1886 : José Rizal, futur héros de l’indépendance des Philippines, alors colonies espagnoles, est en Allemagne pour parfaire sa formation d’ophtalmologue. Surtout, il se met à traduire dans sa langue maternelle, le tagalog, le drame de Friedrich Schiller sur la liberté des peuples : Guillaume Tell. Mais comment rendre dans cette langue des confins du Pacifique les « glaciers », le « bailli » ou les « avalanches » ?
Alors que les volcans de l’archipel philippin se superposent aux Alpes de Suisse centrale, s’installe un jeu jouissif entre les langues, les époques et les cultures…
Pour ce premier roman traduit en français, Annette Hug a effectué beaucoup de recherches et de nombreuses lectures, rafraîchissant ses connaissances en tagalog et s’intéressant en particulier à la circulation des idées d’un bout à l’autre du monde. Camille Luscher a de son côté documenté son travail de traduction avec « Dans le Carrousel des langues », un journal publié sous forme de blog sur le site du programme TOLEDO.
Elles évoqueront cette aventure entre les langues en compagnie de la journaliste littéraire Élise Lépine.
Entrée libre dans la limite des places disponibles. Port du masque obligatoire.
// Camille Luscher //
Camille Luscher, née en 1987 à Genève, traduit de l’allemand en français, principalement des auteur·es suisses, de la prose, du théâtre, de la poésie ou de la littérature jeunesse. Son intérêt pour des textes polyphoniques et poétiques, jouant aux frontières de la langue, transparaît dans sa bibliographie. En parallèle de son activité indépendante, elle travaille au Centre de traduction littéraire de Lausanne (CTL) et collabore avec diverses institutions comme médiatrice littéraire. Depuis janvier 2019, elle dirige la collection domaine allemand des éditions Zoé à Genève.
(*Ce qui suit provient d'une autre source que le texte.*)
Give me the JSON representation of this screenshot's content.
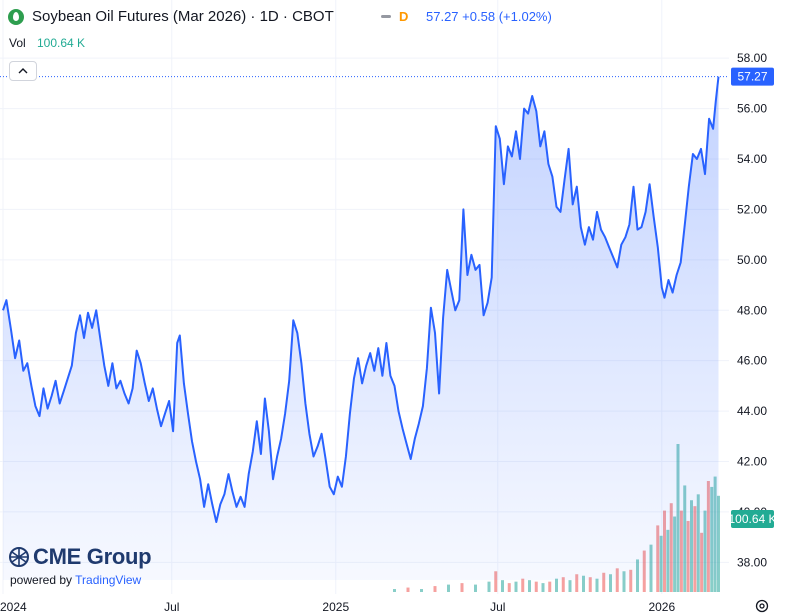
{
  "header": {
    "title": "Soybean Oil Futures (Mar 2026) · 1D · CBOT",
    "interval_badge": "D",
    "last_price": "57.27",
    "change": "+0.58",
    "change_pct": "(+1.02%)",
    "vol_label": "Vol",
    "vol_value": "100.64 K"
  },
  "brand": {
    "logo_icon": "cme-globe-icon",
    "name": "CME Group",
    "powered_prefix": "powered by",
    "powered_brand": "TradingView"
  },
  "colors": {
    "line": "#2962ff",
    "area_top": "#2962ff",
    "vol_up": "#26a69a",
    "vol_down": "#ef5350",
    "price_label_bg": "#2962ff",
    "vol_label_bg": "#22ab94",
    "accent_orange": "#ff9800"
  },
  "chart_data": {
    "type": "area",
    "ylim": [
      37.3,
      58.8
    ],
    "y_ticks": [
      "38.00",
      "40.00",
      "42.00",
      "44.00",
      "46.00",
      "48.00",
      "50.00",
      "52.00",
      "54.00",
      "56.00",
      "58.00"
    ],
    "x_ticks": [
      {
        "label": "2024",
        "t": 0
      },
      {
        "label": "Jul",
        "t": 0.25
      },
      {
        "label": "2025",
        "t": 0.493
      },
      {
        "label": "Jul",
        "t": 0.733
      },
      {
        "label": "2026",
        "t": 0.976
      }
    ],
    "x_range_months": [
      "2024-01",
      "2026-02"
    ],
    "last_price_label": "57.27",
    "last_volume_label": "100.64 K",
    "price_series": [
      [
        0.0,
        48.0
      ],
      [
        0.005,
        48.4
      ],
      [
        0.012,
        47.2
      ],
      [
        0.018,
        46.1
      ],
      [
        0.024,
        46.8
      ],
      [
        0.03,
        45.6
      ],
      [
        0.036,
        45.9
      ],
      [
        0.042,
        45.0
      ],
      [
        0.048,
        44.2
      ],
      [
        0.054,
        43.8
      ],
      [
        0.06,
        44.9
      ],
      [
        0.066,
        44.1
      ],
      [
        0.072,
        44.6
      ],
      [
        0.078,
        45.2
      ],
      [
        0.084,
        44.3
      ],
      [
        0.09,
        44.8
      ],
      [
        0.096,
        45.3
      ],
      [
        0.102,
        45.8
      ],
      [
        0.108,
        47.1
      ],
      [
        0.114,
        47.8
      ],
      [
        0.12,
        46.9
      ],
      [
        0.126,
        47.9
      ],
      [
        0.132,
        47.3
      ],
      [
        0.138,
        48.0
      ],
      [
        0.144,
        46.9
      ],
      [
        0.15,
        45.8
      ],
      [
        0.156,
        45.0
      ],
      [
        0.162,
        45.9
      ],
      [
        0.168,
        44.9
      ],
      [
        0.174,
        45.2
      ],
      [
        0.18,
        44.7
      ],
      [
        0.186,
        44.3
      ],
      [
        0.192,
        44.9
      ],
      [
        0.198,
        46.4
      ],
      [
        0.204,
        45.9
      ],
      [
        0.21,
        45.1
      ],
      [
        0.216,
        44.4
      ],
      [
        0.222,
        44.9
      ],
      [
        0.228,
        44.1
      ],
      [
        0.234,
        43.4
      ],
      [
        0.24,
        43.9
      ],
      [
        0.246,
        44.4
      ],
      [
        0.252,
        43.2
      ],
      [
        0.258,
        46.7
      ],
      [
        0.262,
        47.0
      ],
      [
        0.268,
        45.1
      ],
      [
        0.274,
        43.9
      ],
      [
        0.28,
        42.8
      ],
      [
        0.286,
        42.0
      ],
      [
        0.292,
        41.3
      ],
      [
        0.298,
        40.2
      ],
      [
        0.304,
        41.1
      ],
      [
        0.31,
        40.3
      ],
      [
        0.316,
        39.6
      ],
      [
        0.322,
        40.3
      ],
      [
        0.328,
        40.7
      ],
      [
        0.334,
        41.5
      ],
      [
        0.34,
        40.8
      ],
      [
        0.346,
        40.2
      ],
      [
        0.352,
        40.6
      ],
      [
        0.358,
        40.2
      ],
      [
        0.364,
        41.5
      ],
      [
        0.37,
        42.4
      ],
      [
        0.376,
        43.6
      ],
      [
        0.382,
        42.3
      ],
      [
        0.388,
        44.5
      ],
      [
        0.394,
        43.2
      ],
      [
        0.4,
        41.3
      ],
      [
        0.406,
        42.2
      ],
      [
        0.412,
        42.9
      ],
      [
        0.418,
        43.9
      ],
      [
        0.424,
        45.2
      ],
      [
        0.43,
        47.6
      ],
      [
        0.436,
        47.1
      ],
      [
        0.442,
        45.9
      ],
      [
        0.448,
        44.3
      ],
      [
        0.454,
        43.1
      ],
      [
        0.46,
        42.2
      ],
      [
        0.466,
        42.6
      ],
      [
        0.472,
        43.1
      ],
      [
        0.478,
        42.1
      ],
      [
        0.484,
        41.0
      ],
      [
        0.49,
        40.7
      ],
      [
        0.496,
        41.4
      ],
      [
        0.502,
        41.0
      ],
      [
        0.508,
        42.2
      ],
      [
        0.514,
        43.9
      ],
      [
        0.52,
        45.3
      ],
      [
        0.526,
        46.1
      ],
      [
        0.532,
        45.1
      ],
      [
        0.538,
        45.8
      ],
      [
        0.544,
        46.3
      ],
      [
        0.55,
        45.6
      ],
      [
        0.556,
        46.5
      ],
      [
        0.562,
        45.4
      ],
      [
        0.568,
        46.7
      ],
      [
        0.574,
        45.4
      ],
      [
        0.58,
        45.0
      ],
      [
        0.586,
        44.0
      ],
      [
        0.592,
        43.3
      ],
      [
        0.598,
        42.7
      ],
      [
        0.604,
        42.1
      ],
      [
        0.61,
        42.9
      ],
      [
        0.616,
        43.5
      ],
      [
        0.622,
        44.2
      ],
      [
        0.628,
        45.7
      ],
      [
        0.634,
        48.1
      ],
      [
        0.64,
        47.1
      ],
      [
        0.646,
        44.7
      ],
      [
        0.652,
        47.7
      ],
      [
        0.658,
        49.6
      ],
      [
        0.664,
        48.8
      ],
      [
        0.67,
        48.0
      ],
      [
        0.676,
        48.4
      ],
      [
        0.682,
        52.0
      ],
      [
        0.688,
        49.4
      ],
      [
        0.694,
        50.2
      ],
      [
        0.7,
        49.6
      ],
      [
        0.706,
        49.8
      ],
      [
        0.712,
        47.8
      ],
      [
        0.718,
        48.3
      ],
      [
        0.724,
        49.3
      ],
      [
        0.73,
        55.3
      ],
      [
        0.736,
        54.8
      ],
      [
        0.742,
        53.0
      ],
      [
        0.748,
        54.5
      ],
      [
        0.754,
        54.1
      ],
      [
        0.76,
        55.1
      ],
      [
        0.766,
        54.0
      ],
      [
        0.772,
        56.0
      ],
      [
        0.778,
        55.8
      ],
      [
        0.784,
        56.5
      ],
      [
        0.79,
        55.9
      ],
      [
        0.796,
        54.5
      ],
      [
        0.802,
        55.1
      ],
      [
        0.808,
        53.8
      ],
      [
        0.814,
        53.3
      ],
      [
        0.82,
        52.1
      ],
      [
        0.826,
        51.9
      ],
      [
        0.832,
        53.2
      ],
      [
        0.838,
        54.4
      ],
      [
        0.844,
        52.2
      ],
      [
        0.85,
        52.9
      ],
      [
        0.856,
        51.3
      ],
      [
        0.862,
        50.6
      ],
      [
        0.868,
        51.3
      ],
      [
        0.874,
        50.8
      ],
      [
        0.88,
        51.9
      ],
      [
        0.886,
        51.2
      ],
      [
        0.892,
        50.9
      ],
      [
        0.898,
        50.5
      ],
      [
        0.904,
        50.1
      ],
      [
        0.91,
        49.7
      ],
      [
        0.916,
        50.6
      ],
      [
        0.922,
        50.9
      ],
      [
        0.928,
        51.4
      ],
      [
        0.934,
        52.9
      ],
      [
        0.94,
        51.2
      ],
      [
        0.946,
        51.3
      ],
      [
        0.952,
        51.9
      ],
      [
        0.958,
        53.0
      ],
      [
        0.964,
        51.7
      ],
      [
        0.97,
        50.5
      ],
      [
        0.976,
        48.9
      ],
      [
        0.98,
        48.5
      ],
      [
        0.986,
        49.2
      ],
      [
        0.992,
        48.7
      ],
      [
        0.998,
        49.4
      ],
      [
        1.004,
        49.9
      ],
      [
        1.01,
        51.4
      ],
      [
        1.016,
        52.9
      ],
      [
        1.022,
        54.2
      ],
      [
        1.028,
        54.0
      ],
      [
        1.034,
        54.4
      ],
      [
        1.04,
        53.4
      ],
      [
        1.046,
        55.6
      ],
      [
        1.052,
        55.2
      ],
      [
        1.056,
        56.3
      ],
      [
        1.06,
        57.27
      ]
    ],
    "volume_series": [
      [
        0.58,
        0.02,
        1
      ],
      [
        0.6,
        0.03,
        0
      ],
      [
        0.62,
        0.02,
        1
      ],
      [
        0.64,
        0.04,
        0
      ],
      [
        0.66,
        0.05,
        1
      ],
      [
        0.68,
        0.06,
        0
      ],
      [
        0.7,
        0.05,
        1
      ],
      [
        0.72,
        0.07,
        1
      ],
      [
        0.73,
        0.14,
        0
      ],
      [
        0.74,
        0.08,
        1
      ],
      [
        0.75,
        0.06,
        0
      ],
      [
        0.76,
        0.07,
        1
      ],
      [
        0.77,
        0.09,
        0
      ],
      [
        0.78,
        0.08,
        1
      ],
      [
        0.79,
        0.07,
        0
      ],
      [
        0.8,
        0.06,
        1
      ],
      [
        0.81,
        0.07,
        0
      ],
      [
        0.82,
        0.09,
        1
      ],
      [
        0.83,
        0.1,
        0
      ],
      [
        0.84,
        0.08,
        1
      ],
      [
        0.85,
        0.12,
        0
      ],
      [
        0.86,
        0.11,
        1
      ],
      [
        0.87,
        0.1,
        0
      ],
      [
        0.88,
        0.09,
        1
      ],
      [
        0.89,
        0.13,
        0
      ],
      [
        0.9,
        0.12,
        1
      ],
      [
        0.91,
        0.16,
        0
      ],
      [
        0.92,
        0.14,
        1
      ],
      [
        0.93,
        0.15,
        0
      ],
      [
        0.94,
        0.22,
        1
      ],
      [
        0.95,
        0.28,
        0
      ],
      [
        0.96,
        0.32,
        1
      ],
      [
        0.97,
        0.45,
        0
      ],
      [
        0.975,
        0.38,
        1
      ],
      [
        0.98,
        0.55,
        0
      ],
      [
        0.985,
        0.42,
        1
      ],
      [
        0.99,
        0.6,
        0
      ],
      [
        0.995,
        0.51,
        1
      ],
      [
        1.0,
        1.0,
        1
      ],
      [
        1.005,
        0.55,
        0
      ],
      [
        1.01,
        0.72,
        1
      ],
      [
        1.015,
        0.48,
        0
      ],
      [
        1.02,
        0.62,
        1
      ],
      [
        1.025,
        0.58,
        0
      ],
      [
        1.03,
        0.66,
        1
      ],
      [
        1.035,
        0.4,
        0
      ],
      [
        1.04,
        0.55,
        1
      ],
      [
        1.045,
        0.75,
        0
      ],
      [
        1.05,
        0.71,
        1
      ],
      [
        1.055,
        0.78,
        1
      ],
      [
        1.06,
        0.65,
        1
      ]
    ]
  }
}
Pour Révolution aux confins d’Annette Hug (éditions Zoé, septembre 2019) elle a reçu le Prix Pittard de l’Andelyn. Ustrinkata, d’Arno Camenisch, est paru en 2020 chez Quidam éditeur, qui a également réédité Derrière la gare.
Ses publications récentes : Arno Camenisch, Ustrinkata, Quidam 2020 ; Annette Hug, Révolution aux confins, Zoé 2019 ; Eleonore Frey, En route vers Okhotsk, Quidam 2018 ; Max Frisch, Journal berlinois 1973-1974, Zoé 2016.